Author: SALEM BIN AHMAD SAHAB | AL-MADINAH
Saturday 8 January 2011
But in return these agencies should fulfill their duties toward the public, especially in cases of those who comply with the rules. These agencies should also be aware of how much they are hurting citizens due to lapses in fulfilling their mandatory duties.
Let me give two examples.
One is the Traffic Department. It has introduced the Saher electronic traffic-monitoring system to detect violations. It is expected that Saher would make available more time for traffic police to perform other essential duties. However, it seems the bureaucratic bottleneck still prevails to a greater extent. When I was in Madinah on my way to Jeddah two weeks ago, I had to wait for about 40 minutes at a major highway interchange connecting Tabuk with Madinah and smaller towns and cities in the region. This traffic chaos could have been solved within minutes had there been a traffic cop at the scene. This is an outcome of our traffic culture, which is still inefficient as evident to anyone who has seen a Madinah traffic cop snoozing on the job.

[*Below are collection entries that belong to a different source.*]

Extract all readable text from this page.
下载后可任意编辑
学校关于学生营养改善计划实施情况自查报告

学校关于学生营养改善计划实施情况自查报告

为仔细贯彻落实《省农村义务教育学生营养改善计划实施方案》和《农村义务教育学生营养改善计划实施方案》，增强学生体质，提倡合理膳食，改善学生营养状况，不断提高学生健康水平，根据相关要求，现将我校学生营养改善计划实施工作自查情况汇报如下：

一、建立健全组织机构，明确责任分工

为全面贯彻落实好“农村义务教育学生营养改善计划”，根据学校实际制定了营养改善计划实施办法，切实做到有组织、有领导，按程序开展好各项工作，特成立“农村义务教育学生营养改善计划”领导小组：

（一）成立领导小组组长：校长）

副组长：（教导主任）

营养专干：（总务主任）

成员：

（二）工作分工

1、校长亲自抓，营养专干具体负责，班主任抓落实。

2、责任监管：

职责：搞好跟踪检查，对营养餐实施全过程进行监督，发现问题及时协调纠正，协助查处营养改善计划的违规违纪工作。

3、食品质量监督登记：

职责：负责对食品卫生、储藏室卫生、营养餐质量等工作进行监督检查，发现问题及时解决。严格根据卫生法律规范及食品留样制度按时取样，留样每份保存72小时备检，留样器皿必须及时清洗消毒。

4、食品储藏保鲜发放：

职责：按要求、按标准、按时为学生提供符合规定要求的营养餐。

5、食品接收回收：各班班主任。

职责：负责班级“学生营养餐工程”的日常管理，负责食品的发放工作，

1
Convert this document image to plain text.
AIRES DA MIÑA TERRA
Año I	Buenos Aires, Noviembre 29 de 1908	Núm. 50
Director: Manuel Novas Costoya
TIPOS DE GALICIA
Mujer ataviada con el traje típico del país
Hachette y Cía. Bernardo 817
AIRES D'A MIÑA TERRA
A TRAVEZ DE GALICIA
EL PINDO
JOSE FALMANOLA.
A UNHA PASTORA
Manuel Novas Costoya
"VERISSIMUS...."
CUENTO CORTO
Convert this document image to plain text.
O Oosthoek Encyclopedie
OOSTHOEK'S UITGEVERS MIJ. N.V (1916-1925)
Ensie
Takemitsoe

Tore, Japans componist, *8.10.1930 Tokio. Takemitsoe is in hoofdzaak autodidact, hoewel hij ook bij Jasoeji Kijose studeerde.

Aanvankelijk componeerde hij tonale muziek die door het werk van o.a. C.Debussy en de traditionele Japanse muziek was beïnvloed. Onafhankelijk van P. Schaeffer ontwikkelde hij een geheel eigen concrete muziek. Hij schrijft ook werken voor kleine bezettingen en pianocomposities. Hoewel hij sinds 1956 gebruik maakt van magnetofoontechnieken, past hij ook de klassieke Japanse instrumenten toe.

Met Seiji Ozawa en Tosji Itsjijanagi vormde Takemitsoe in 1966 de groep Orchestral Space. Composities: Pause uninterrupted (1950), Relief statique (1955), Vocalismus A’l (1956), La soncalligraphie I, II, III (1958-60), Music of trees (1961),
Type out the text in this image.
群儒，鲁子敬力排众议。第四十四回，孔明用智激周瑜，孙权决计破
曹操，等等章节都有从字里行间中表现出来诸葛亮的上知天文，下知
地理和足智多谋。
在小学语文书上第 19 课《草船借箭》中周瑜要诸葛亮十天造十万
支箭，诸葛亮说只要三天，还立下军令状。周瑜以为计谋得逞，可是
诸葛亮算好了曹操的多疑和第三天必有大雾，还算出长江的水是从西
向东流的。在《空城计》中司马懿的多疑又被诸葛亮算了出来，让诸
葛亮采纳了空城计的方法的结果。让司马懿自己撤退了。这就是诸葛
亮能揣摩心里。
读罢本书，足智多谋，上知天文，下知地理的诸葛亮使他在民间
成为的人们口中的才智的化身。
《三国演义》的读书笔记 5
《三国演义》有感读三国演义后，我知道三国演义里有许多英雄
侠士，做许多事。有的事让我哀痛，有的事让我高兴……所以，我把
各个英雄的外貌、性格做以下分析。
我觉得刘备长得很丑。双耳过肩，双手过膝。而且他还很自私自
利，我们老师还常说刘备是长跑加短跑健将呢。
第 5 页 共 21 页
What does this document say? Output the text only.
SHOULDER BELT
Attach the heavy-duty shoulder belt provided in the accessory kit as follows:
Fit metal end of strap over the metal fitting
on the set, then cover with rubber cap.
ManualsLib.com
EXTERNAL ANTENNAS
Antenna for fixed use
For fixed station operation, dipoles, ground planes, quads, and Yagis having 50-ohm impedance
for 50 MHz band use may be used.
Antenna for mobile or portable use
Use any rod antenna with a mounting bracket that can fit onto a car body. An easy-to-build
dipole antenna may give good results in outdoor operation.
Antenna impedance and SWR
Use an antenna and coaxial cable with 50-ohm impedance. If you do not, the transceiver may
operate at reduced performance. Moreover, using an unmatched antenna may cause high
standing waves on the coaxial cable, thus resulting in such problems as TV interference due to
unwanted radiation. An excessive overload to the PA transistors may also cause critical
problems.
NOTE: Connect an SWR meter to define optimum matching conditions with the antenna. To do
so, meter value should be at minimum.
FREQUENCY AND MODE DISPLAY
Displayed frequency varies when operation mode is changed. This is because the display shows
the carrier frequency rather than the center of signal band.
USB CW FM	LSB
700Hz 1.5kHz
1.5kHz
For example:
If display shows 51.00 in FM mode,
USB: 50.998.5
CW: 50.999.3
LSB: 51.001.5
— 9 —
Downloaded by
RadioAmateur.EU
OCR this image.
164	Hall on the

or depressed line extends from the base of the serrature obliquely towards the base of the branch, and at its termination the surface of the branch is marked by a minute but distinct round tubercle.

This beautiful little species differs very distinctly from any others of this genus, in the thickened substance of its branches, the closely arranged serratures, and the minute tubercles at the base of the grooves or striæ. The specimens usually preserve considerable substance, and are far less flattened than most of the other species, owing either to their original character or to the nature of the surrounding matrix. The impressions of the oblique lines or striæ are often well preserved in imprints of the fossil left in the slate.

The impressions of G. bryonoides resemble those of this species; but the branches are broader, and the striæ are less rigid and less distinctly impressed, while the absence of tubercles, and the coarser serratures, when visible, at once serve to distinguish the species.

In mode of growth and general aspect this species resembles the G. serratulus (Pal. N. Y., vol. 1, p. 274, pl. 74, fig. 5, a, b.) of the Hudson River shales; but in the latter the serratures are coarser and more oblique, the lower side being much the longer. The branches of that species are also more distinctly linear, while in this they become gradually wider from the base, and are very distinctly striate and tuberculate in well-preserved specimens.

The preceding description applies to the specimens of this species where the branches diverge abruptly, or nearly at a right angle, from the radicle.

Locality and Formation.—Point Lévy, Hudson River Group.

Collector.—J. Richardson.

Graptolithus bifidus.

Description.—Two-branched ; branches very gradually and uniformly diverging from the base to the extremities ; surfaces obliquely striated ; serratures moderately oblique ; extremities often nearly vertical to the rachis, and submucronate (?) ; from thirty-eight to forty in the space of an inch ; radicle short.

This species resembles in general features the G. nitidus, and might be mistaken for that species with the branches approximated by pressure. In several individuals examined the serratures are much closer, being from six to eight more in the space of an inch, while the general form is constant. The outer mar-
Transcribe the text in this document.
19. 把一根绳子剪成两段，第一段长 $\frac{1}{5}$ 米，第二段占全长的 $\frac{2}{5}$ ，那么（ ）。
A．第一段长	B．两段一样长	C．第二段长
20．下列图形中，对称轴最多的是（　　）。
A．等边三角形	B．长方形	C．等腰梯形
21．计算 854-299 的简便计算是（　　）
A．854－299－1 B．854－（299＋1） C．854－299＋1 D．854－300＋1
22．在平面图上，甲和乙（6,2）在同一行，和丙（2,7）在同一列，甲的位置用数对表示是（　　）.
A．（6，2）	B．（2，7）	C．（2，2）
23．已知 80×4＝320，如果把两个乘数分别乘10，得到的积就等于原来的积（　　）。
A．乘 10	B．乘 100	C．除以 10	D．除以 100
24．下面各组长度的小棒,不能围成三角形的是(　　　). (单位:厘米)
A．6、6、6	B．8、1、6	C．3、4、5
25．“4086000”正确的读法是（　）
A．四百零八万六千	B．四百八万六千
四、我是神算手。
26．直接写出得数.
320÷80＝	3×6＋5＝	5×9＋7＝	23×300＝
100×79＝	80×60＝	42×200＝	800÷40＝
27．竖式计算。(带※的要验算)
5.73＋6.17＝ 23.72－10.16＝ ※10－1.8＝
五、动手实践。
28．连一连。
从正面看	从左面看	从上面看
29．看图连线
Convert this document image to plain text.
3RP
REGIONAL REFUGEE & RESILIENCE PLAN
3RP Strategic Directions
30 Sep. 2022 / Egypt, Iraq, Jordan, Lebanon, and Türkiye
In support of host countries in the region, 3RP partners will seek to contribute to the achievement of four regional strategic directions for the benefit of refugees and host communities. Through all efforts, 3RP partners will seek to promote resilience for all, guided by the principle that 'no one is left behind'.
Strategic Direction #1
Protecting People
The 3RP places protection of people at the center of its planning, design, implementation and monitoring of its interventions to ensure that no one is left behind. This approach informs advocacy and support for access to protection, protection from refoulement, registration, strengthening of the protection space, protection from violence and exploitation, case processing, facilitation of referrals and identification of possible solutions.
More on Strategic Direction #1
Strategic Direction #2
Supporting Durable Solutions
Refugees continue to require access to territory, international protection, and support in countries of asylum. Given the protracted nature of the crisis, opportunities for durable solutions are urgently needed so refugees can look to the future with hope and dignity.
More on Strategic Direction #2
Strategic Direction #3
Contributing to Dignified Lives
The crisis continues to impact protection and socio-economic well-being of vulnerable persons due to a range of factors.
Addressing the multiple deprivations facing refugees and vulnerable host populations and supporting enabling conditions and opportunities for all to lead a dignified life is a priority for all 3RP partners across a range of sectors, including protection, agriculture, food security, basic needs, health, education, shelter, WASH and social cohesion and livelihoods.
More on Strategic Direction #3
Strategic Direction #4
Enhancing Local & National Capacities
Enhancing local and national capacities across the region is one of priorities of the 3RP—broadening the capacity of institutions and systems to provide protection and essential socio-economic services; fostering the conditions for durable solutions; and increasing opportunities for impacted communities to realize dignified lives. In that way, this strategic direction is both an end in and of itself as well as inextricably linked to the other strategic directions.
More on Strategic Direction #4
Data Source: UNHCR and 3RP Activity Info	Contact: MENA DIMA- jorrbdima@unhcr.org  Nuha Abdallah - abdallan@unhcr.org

The second example is that municipalities in the Kingdom who ask citizens to keep the roads and streets clean and tidy. They slap a fine of SR150 for those who violate the regulations in this respect. This is a good thing, but it would be better if the municipalities installed a sufficient amount of trash bins that would help reduce the number of stinky, overflowing bins surrounded by cats, rats and insects.
The maintenance department of the municipality also requires maintenance. For example, the street lights of service roads I've seen where two beautiful pedestrian paths have been destroyed and have remained so for two months.